Junge Leute mit Smartphones

Der Absatz von Smartphones steigt in Deutschland nicht mehr: Der Branchenverband GFU rechnet im laufenden Jahr mit rund 25 Millionen verkauften Geräten. Das wären etwa so viele wie im vergangenen Jahr. Schon 2015 hatte die Zahl der Smartphones nur noch um vier Prozent zugelegt, wobei allerdings der Durchschnittspreis nach oben ging.

Im Schnitt gaben die Konsumenten pro Smartphone 392 Euro und damit gut sieben Prozent mehr aus als im Jahr zuvor, berichtete der Verband.

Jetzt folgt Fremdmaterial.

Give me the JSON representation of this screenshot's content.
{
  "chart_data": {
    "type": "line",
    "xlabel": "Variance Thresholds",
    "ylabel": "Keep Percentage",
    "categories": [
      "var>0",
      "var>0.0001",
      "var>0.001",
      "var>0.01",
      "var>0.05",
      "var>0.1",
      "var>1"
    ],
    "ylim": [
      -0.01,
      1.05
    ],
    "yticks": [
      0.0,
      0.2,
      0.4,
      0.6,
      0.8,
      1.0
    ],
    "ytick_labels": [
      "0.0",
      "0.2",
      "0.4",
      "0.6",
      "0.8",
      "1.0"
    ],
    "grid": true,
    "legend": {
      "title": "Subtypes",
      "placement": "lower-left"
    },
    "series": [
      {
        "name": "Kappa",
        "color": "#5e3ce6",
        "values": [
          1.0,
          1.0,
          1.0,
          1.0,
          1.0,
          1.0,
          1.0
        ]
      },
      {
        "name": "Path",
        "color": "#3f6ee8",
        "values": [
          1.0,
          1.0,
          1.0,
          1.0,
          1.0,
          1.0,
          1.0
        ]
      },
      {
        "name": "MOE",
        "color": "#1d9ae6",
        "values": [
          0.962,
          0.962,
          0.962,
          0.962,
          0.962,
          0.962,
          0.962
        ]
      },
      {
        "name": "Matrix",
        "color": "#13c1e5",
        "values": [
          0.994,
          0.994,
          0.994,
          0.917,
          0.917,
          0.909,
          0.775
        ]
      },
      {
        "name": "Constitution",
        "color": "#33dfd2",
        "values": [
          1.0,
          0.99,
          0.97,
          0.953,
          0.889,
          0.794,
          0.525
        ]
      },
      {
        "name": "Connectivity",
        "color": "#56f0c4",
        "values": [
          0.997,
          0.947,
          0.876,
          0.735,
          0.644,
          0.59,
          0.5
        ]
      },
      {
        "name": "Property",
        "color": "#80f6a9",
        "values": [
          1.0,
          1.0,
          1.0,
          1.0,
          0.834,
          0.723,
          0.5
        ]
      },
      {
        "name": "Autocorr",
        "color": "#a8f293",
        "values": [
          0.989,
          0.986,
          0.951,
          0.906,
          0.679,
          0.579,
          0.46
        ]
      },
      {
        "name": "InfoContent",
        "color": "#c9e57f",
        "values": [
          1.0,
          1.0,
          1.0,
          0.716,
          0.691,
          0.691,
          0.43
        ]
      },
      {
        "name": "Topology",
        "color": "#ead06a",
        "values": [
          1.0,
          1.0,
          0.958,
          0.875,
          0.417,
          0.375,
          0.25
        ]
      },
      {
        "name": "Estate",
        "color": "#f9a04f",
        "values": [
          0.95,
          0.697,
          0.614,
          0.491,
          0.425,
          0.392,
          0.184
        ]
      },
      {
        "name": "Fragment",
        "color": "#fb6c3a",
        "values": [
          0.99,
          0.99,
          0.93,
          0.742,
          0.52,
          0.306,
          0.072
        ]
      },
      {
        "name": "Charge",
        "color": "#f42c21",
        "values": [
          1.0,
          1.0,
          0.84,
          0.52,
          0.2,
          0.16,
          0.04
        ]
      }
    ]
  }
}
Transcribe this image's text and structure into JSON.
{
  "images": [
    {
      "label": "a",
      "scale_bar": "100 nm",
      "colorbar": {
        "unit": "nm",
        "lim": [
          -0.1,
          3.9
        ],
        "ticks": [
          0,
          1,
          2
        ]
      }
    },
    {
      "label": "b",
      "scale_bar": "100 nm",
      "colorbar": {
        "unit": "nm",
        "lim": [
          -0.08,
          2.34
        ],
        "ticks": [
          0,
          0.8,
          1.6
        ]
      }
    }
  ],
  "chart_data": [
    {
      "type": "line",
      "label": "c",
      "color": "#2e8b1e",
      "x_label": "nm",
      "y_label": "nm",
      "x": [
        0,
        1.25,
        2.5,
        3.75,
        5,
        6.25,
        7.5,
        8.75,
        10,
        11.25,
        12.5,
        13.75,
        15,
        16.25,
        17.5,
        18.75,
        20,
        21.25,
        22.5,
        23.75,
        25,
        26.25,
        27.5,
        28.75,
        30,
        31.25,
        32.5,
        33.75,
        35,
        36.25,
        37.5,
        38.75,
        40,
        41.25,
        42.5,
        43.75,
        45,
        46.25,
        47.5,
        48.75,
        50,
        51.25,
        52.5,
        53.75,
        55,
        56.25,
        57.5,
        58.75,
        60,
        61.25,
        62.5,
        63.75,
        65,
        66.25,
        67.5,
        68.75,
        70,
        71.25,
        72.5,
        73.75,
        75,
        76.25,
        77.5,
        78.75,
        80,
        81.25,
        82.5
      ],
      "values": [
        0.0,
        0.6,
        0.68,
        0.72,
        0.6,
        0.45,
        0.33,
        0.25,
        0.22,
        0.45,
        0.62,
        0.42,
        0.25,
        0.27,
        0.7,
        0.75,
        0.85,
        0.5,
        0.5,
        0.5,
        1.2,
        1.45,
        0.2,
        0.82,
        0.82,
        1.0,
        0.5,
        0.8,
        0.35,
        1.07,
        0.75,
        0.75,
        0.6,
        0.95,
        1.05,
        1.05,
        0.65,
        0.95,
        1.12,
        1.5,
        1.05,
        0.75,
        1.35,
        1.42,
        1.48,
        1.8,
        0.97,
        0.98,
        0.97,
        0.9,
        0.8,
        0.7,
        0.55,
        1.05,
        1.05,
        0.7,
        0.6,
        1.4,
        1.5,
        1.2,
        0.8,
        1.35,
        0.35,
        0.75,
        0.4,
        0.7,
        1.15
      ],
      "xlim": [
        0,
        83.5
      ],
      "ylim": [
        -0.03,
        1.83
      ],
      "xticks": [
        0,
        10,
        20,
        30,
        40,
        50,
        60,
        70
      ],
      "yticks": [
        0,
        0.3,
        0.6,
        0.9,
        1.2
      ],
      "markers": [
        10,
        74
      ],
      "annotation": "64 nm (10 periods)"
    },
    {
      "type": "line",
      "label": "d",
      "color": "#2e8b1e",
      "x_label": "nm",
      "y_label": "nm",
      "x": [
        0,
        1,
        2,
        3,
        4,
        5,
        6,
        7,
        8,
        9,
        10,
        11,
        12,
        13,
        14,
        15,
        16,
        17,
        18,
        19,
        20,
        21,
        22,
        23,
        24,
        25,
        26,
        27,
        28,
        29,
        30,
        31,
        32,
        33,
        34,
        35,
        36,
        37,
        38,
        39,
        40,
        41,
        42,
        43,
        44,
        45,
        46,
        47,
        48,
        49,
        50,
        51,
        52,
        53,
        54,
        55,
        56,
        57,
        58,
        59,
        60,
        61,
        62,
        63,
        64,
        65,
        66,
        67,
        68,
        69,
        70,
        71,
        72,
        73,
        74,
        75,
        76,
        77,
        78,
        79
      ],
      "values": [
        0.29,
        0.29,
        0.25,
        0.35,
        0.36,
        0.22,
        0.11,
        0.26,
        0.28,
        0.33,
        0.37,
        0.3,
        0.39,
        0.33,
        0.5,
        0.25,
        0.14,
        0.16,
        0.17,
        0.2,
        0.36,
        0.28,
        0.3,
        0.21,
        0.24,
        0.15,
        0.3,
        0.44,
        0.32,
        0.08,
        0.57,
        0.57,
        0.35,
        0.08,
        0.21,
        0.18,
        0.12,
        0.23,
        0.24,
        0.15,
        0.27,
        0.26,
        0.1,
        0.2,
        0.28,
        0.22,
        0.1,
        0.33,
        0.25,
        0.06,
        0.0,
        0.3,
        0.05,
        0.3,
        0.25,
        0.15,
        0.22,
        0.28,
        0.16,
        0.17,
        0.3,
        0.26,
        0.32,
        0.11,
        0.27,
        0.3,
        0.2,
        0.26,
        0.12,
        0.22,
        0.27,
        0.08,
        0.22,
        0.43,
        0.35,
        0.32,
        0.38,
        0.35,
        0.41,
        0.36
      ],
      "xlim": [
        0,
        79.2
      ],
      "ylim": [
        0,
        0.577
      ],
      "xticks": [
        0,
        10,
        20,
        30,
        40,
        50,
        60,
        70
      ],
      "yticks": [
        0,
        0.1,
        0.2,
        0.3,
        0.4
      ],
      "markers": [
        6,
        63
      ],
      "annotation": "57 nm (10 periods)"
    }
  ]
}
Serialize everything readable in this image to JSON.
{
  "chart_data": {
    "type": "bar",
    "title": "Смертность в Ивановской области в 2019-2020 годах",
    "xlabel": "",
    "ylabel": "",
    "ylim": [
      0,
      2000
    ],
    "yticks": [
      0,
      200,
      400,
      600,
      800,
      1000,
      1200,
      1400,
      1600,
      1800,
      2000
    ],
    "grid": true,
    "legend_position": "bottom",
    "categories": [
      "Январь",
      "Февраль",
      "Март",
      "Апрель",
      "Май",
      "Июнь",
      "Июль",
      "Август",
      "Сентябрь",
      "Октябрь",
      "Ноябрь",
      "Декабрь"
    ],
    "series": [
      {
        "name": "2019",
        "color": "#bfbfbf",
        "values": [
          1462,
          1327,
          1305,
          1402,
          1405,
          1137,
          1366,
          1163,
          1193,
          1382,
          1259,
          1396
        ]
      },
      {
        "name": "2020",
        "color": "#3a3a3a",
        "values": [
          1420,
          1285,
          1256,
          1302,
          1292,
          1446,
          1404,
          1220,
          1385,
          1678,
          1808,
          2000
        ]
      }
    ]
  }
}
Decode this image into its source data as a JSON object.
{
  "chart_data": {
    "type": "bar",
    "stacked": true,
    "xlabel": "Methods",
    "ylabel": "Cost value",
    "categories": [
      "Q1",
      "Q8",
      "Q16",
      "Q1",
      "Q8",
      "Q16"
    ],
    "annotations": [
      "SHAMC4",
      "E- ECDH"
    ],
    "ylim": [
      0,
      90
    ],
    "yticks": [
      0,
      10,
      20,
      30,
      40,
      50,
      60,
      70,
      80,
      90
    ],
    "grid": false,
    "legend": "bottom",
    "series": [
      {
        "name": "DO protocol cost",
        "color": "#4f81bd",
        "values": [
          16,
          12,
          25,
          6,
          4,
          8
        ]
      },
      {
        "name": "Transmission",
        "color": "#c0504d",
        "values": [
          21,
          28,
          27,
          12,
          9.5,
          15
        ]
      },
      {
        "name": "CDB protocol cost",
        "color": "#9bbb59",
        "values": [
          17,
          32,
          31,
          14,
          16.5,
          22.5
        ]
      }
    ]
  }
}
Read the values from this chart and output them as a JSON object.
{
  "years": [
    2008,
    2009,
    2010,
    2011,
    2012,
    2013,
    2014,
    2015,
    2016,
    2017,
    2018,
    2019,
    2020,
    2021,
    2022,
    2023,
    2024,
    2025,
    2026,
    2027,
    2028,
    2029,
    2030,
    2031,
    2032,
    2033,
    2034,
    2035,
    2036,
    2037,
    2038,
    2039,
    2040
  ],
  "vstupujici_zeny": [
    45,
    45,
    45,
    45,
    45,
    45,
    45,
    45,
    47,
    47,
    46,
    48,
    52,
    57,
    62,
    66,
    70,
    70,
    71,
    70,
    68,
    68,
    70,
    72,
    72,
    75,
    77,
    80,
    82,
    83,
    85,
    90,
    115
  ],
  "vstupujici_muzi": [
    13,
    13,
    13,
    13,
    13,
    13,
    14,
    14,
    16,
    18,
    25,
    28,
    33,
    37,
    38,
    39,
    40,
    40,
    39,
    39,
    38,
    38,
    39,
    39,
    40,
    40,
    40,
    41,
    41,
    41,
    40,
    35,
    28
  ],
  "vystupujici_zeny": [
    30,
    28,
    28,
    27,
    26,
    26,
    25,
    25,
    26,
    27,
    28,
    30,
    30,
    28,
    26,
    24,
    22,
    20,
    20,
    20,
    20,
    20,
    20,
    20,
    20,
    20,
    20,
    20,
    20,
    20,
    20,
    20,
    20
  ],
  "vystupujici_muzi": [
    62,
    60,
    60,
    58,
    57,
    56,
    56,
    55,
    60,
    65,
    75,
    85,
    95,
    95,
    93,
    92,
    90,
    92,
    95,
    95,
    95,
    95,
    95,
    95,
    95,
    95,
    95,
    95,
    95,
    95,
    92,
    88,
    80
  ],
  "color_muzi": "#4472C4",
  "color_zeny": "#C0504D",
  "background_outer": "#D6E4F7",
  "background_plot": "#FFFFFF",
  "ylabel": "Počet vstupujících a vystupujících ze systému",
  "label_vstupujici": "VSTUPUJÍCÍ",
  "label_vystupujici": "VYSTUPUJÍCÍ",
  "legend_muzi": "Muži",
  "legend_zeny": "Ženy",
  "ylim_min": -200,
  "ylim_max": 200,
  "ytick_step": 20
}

Der Umsatz in diesem Segment kletterte 2015 um 11,4 Prozent auf gut 9,8 Milliarden Euro. Ein Preiseinbruch durch asiatische Billig-Konkurrenz sei bislang nicht absehbar, sagte der GFU-Vorsitzende Hans-Joachim Kamp. Smartphones blieben ein Statussymbol.

Das Geschäft mit privat genutzten Telekommunikationsprodukten macht mit 10,2 Milliarden Euro (plus 10,1 Prozent) das größte Segment des gesamten Umsatzvolumens der Unterhaltungselektronik-Branche aus. Der Umsatz mit Personal Computern sackte um 8,2 Prozent auf 5,5 Milliarden Euro ab, wobei Desktop-PC ein Minus von 20,9 Prozent verzeichneten. Auch der Markt mit Tablets ging um 11,8 Prozent auf 1,6 Milliarden Euro Umsatz zurück.

Das Geschäft mit TV-Geräten war 2015 ebenfalls schwierig, hier gab es ein Minus von 10,9 Prozent auf vier Milliarden Euro Umsatz. Die Hersteller erhoffen sich nun von der bevorstehenden Fußball-EM einen positiven Effekt.